51CTO: Cool. So recently we are having a new thing coming up, called the Data Store. It is something like reports from live data services. What do you think about this kind of services? And how people consume data has changed?
Dave: On a personal level, if you look at people who were tracking finances, stock or equity 20 years ago, they would look at the newspaper. And today there are a lot of web services to get financial data. A couple of years ago, I was talking to a large airline. They wanted to be able to optimize fuel usage, or should there be a storm coming in, should they move their planes to safe areas from the airport. And if you think about where they would get these information, where are they going to get the weather model to tell whether they should move their planes or not, all of this is just about moving data and being able to transform, interprete.
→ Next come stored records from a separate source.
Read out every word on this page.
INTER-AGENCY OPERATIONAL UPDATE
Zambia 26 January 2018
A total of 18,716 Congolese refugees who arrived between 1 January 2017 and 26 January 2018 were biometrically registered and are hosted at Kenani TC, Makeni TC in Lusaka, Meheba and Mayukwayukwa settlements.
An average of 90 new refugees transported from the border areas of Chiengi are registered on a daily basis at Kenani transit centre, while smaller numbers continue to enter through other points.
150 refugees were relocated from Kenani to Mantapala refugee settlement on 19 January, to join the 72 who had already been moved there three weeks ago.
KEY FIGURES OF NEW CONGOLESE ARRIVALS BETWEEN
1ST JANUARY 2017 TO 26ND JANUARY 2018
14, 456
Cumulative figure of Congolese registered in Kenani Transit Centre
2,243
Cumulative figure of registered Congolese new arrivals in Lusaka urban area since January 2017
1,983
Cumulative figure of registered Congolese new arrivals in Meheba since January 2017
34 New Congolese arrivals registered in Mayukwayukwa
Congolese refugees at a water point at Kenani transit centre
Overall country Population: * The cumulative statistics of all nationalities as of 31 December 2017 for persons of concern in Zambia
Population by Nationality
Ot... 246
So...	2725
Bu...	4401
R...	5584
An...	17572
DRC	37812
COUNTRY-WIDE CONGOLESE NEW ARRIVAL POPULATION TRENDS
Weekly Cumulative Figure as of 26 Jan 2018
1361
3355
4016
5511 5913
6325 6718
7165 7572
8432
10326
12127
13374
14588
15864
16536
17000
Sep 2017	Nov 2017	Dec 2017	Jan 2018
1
Data services will become a very very important thing to do. And that serves at large scale. I think it's more within a business. We have been talking about it for a few years, Microsoft calls it self service BI. Let people have the tools to be able to derive their own insights and make decisions. That is not very well, but now what people ask is where are the information pieces, whether it's data services within the business that allow me to look at the table things together, that give me insights from my parts of the business.
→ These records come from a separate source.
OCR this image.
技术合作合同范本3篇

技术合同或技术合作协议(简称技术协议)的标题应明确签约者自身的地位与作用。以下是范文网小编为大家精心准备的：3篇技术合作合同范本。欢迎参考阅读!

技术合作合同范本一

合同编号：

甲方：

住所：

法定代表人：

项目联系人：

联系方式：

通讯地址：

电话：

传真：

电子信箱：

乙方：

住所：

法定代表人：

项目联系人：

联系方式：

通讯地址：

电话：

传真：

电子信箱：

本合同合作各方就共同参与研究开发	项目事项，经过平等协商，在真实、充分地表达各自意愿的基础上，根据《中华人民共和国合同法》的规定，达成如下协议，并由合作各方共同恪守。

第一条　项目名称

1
51CTO: How do you find these data, now?
Dave: Today it is a challenge. Some of the technologies we are working on is just to make them available and allow them to be searched. We spoke earlier about the internal graph, imagine, other people in my role, what information source do they use? It's like a recommendation engine for data services. It makes information easier to find and easier to collect.